Peccato che le diversità di formulazioni nei diversi ambiti regionali, anche se talvolta abbastanza similari, non siano sempre tali, magari per piccole, ma sostanziali, differenziazioni.
Tuttavia, il richiamo a condizioni di reciprocità, quando contenuto in leggi regionali, non tiene conto di un fattore decisamente importante, in quanto l’accertamento della sussistenza di condizioni di reciprocità non è rimesso a chi possa materialmente eseguirle, ma richieda un comune e concorde accertamento tra le regioni caso per caso interessate, attraverso lo strumento delle intese, che intervengano in applicazione dell’art. 117, comma 8 Cost., dal momento che solamente il soggetto (regione) che ha emanato una data disposizione è legittimato a riconoscere che disposizioni “parallele” di altre regioni, rispondono alle condizioni di reciprocità, cosa che non richiede unicamente una regolazione simile, se non uguale, ma, prima ancora, che anche l’altra regione riconosca il principio della reciprocità.

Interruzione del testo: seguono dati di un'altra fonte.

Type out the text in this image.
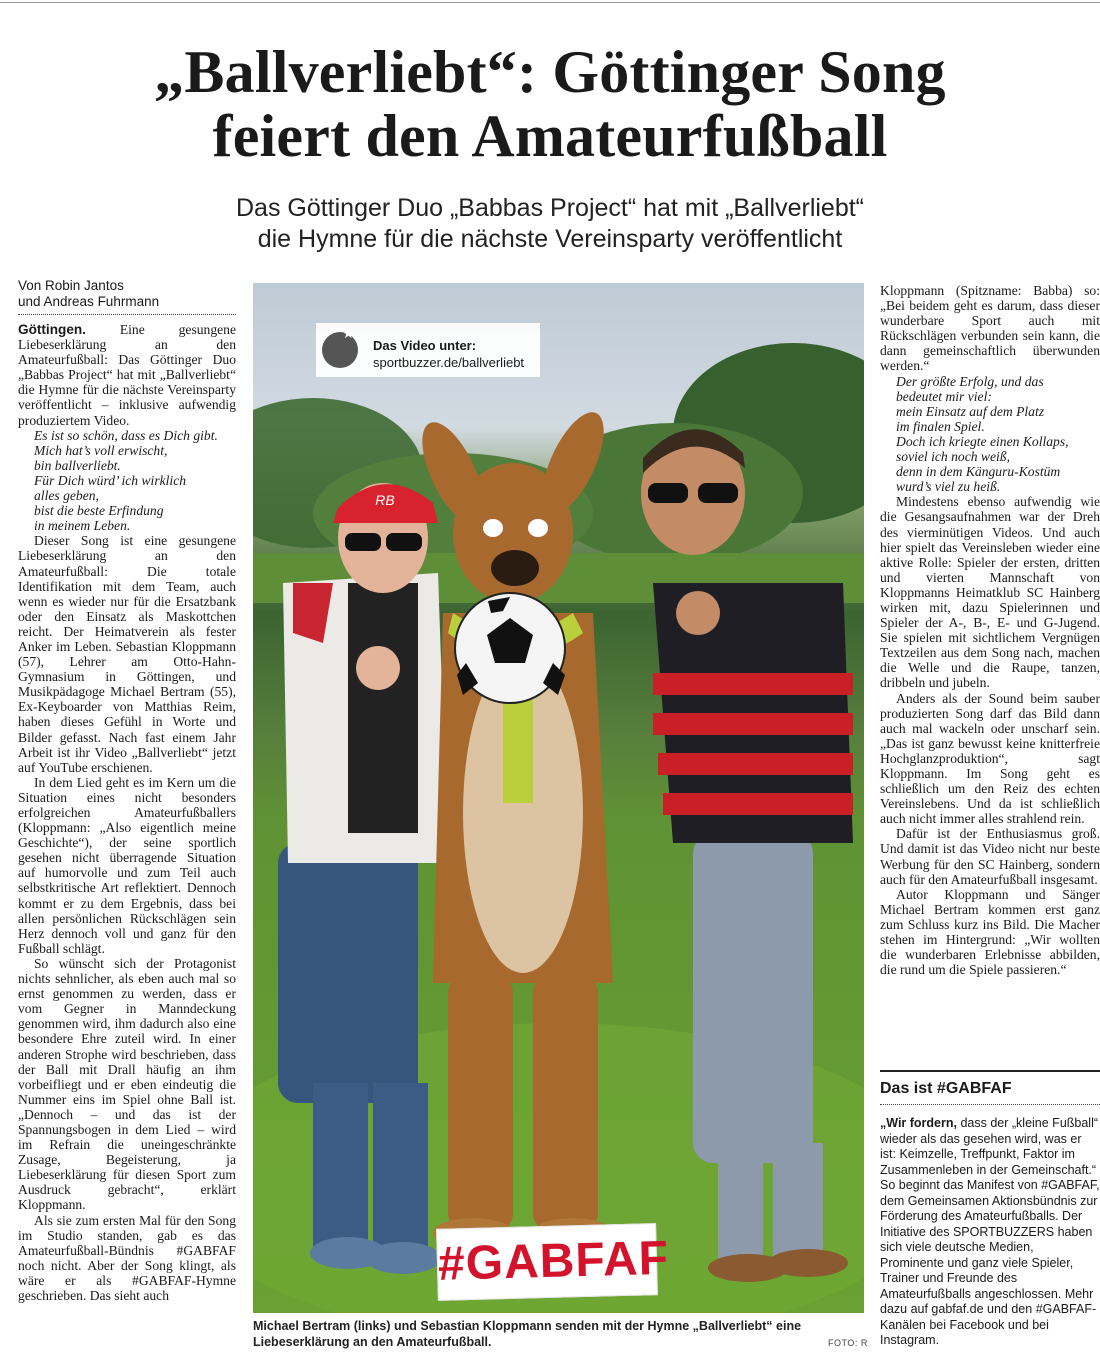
„Ballverliebt“: Göttinger Song
feiert den Amateurfußball
Das Göttinger Duo „Babbas Project“ hat mit „Ballverliebt“
die Hymne für die nächste Vereinsparty veröffentlicht
Von Robin Jantos
und Andreas Fuhrmann

Göttingen. Eine gesungene Liebeserklärung an den Amateurfußball: Das Göttinger Duo „Babbas Project“ hat mit „Ballverliebt“ die Hymne für die nächste Vereinsparty veröffentlicht – inklusive aufwendig produziertem Video.

Es ist so schön, dass es Dich gibt.
Mich hat’s voll erwischt,
bin ballverliebt.
Für Dich würd’ ich wirklich
alles geben,
bist die beste Erfindung
in meinem Leben.

Dieser Song ist eine gesungene Liebeserklärung an den Amateurfußball: Die totale Identifikation mit dem Team, auch wenn es wieder nur für die Ersatzbank oder den Einsatz als Maskottchen reicht. Der Heimatverein als fester Anker im Leben. Sebastian Kloppmann (57), Lehrer am Otto-Hahn-Gymnasium in Göttingen, und Musikpädagoge Michael Bertram (55), Ex-Keyboarder von Matthias Reim, haben dieses Gefühl in Worte und Bilder gefasst. Nach fast einem Jahr Arbeit ist ihr Video „Ballverliebt“ jetzt auf YouTube erschienen.

In dem Lied geht es im Kern um die Situation eines nicht besonders erfolgreichen Amateurfußballers (Kloppmann: „Also eigentlich meine Geschichte“), der seine sportlich gesehen nicht überragende Situation auf humorvolle und zum Teil auch selbstkritische Art reflektiert. Dennoch kommt er zu dem Ergebnis, dass bei allen persönlichen Rückschlägen sein Herz dennoch voll und ganz für den Fußball schlägt.

So wünscht sich der Protagonist nichts sehnlicher, als eben auch mal so ernst genommen zu werden, dass er vom Gegner in Manndeckung genommen wird, ihm dadurch also eine besondere Ehre zuteil wird. In einer anderen Strophe wird beschrieben, dass der Ball mit Drall häufig an ihm vorbeifliegt und er eben eindeutig die Nummer eins im Spiel ohne Ball ist. „Dennoch – und das ist der Spannungsbogen in dem Lied – wird im Refrain die uneingeschränkte Zusage, Begeisterung, ja Liebeserklärung für diesen Sport zum Ausdruck gebracht“, erklärt Kloppmann.

Als sie zum ersten Mal für den Song im Studio standen, gab es das Amateurfußball-Bündnis #GABFAF noch nicht. Aber der Song klingt, als wäre er als #GABFAF-Hymne geschrieben. Das sieht auch

RB
★
Das Video unter:
sportbuzzer.de/ballverliebt
#GABFAF
Michael Bertram (links) und Sebastian Kloppmann senden mit der Hymne „Ballverliebt“ eine Liebeserklärung an den Amateurfußball.	FOTO: R

Kloppmann (Spitzname: Babba) so: „Bei beidem geht es darum, dass dieser wunderbare Sport auch mit Rückschlägen verbunden sein kann, die dann gemeinschaftlich überwunden werden.“

Der größte Erfolg, und das
bedeutet mir viel:
mein Einsatz auf dem Platz
im finalen Spiel.
Doch ich kriegte einen Kollaps,
soviel ich noch weiß,
denn in dem Känguru-Kostüm
wurd’s viel zu heiß.

Mindestens ebenso aufwendig wie die Gesangsaufnahmen war der Dreh des vierminütigen Videos. Und auch hier spielt das Vereinsleben wieder eine aktive Rolle: Spieler der ersten, dritten und vierten Mannschaft von Kloppmanns Heimatklub SC Hainberg wirken mit, dazu Spielerinnen und Spieler der A-, B-, E- und G-Jugend. Sie spielen mit sichtlichem Vergnügen Textzeilen aus dem Song nach, machen die Welle und die Raupe, tanzen, dribbeln und jubeln.

Anders als der Sound beim sauber produzierten Song darf das Bild dann auch mal wackeln oder unscharf sein. „Das ist ganz bewusst keine knitterfreie Hochglanzproduktion“, sagt Kloppmann. Im Song geht es schließlich um den Reiz des echten Vereinslebens. Und da ist schließlich auch nicht immer alles strahlend rein.

Dafür ist der Enthusiasmus groß. Und damit ist das Video nicht nur beste Werbung für den SC Hainberg, sondern auch für den Amateurfußball insgesamt.

Autor Kloppmann und Sänger Michael Bertram kommen erst ganz zum Schluss kurz ins Bild. Die Macher stehen im Hintergrund: „Wir wollten die wunderbaren Erlebnisse abbilden, die rund um die Spiele passieren.“

Das ist #GABFAF
„Wir fordern, dass der „kleine Fußball“ wieder als das gesehen wird, was er ist: Keimzelle, Treffpunkt, Faktor im Zusammenleben in der Gemeinschaft.“ So beginnt das Manifest von #GABFAF, dem Gemeinsamen Aktionsbündnis zur Förderung des Amateurfußballs. Der Initiative des SPORTBUZZERS haben sich viele deutsche Medien, Prominente und ganz viele Spieler, Trainer und Freunde des Amateurfußballs angeschlossen. Mehr dazu auf gabfaf.de und den #GABFAF-Kanälen bei Facebook und bei Instagram.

In altre parole, gli elementi che devono, tutti concorrere, sono, nell’ordine. (I) la previsione legislativa che consideri l’istituto della reciprocità; (II) l’intesa che (II.1) riconosca la sussistenza delle condizioni di reciprocità e (II.2) definisca il termine temporale dal quale questa decorre; in difetto di quest’indicazione, concordata di comune accordo, non potrà che farsi riferimento al momento di entrata in vigore dell’ultima tra le intese di loro ratifica, fermo restando che anche in occasione di una data comune, questa non potrà che essere se non successiva (o, pari, quando possibile) all’ultima data di entrata in vigore tra le intese, osservandosi che per le intese di ratifica potrà farsi ricorso allo strumento della legge regionale, del regolamento regionale o di un qualche atto amministrativo, a seconda degli statuti delle singole regionali interessate.
Queste impostazioni, possono apparire anche percorribili allorquando vi siano confini comuni tra i territori regionali, ma si apre anche la questione se e quanto possano esservi intese di reciprocità tra regioni non tra loro confinanti, non potendosi considerare unicamente quella di “partenza” e quella di “arrivo”, ma non possano ignorarsi la regione di eventuale transito, oppure anche le regioni di eventuali transiti, non dimenticando come, qui o là, vi siano regioni le cui norme regionali prevedono determinati istituti “limitatamente al territorio regionale”.
[1] = Relazione al Consiglio regionale. … Capo II. … Non si è ritenuto di introdurre ulteriori classificazioni, quali “salma” (intesa prima dell’accertamento della morte da parte del necroscopo) ritenendo che i due termini – sinonimi nell’uso corrente – creerebbero confusione piuttosto che chiarezza. Inoltre tale specificazione risulterebbe di scarsa utilità ai fini della semplificazione del testo. …”.
[2] = Art. 11 (Trasferimento durante il periodo di osservazione)
1. Durante il periodo di osservazione, di cui all’articolo 10, su richiesta dei familiari o altri aventi titolo, il cadavere può essere trasferito al domicilio del defunto, alla struttura obitoriale o alla casa funeraria siti anche in comune diverso.
2. L’impresa funebre che esegue il trasferimento comunica tempestivamente all’ufficiale di stato civile e al medico necroscopo la nuova sede ove il cadavere è stato trasferito per l’osservazione.
3. In caso di trasferimento durante il periodo di osservazione il cadavere è riposto in contenitore impermeabile non sigillato, in condizioni che non ostacolino eventuali manifestazioni di vita e che comunque non siano di pregiudizio per la salute pubblica.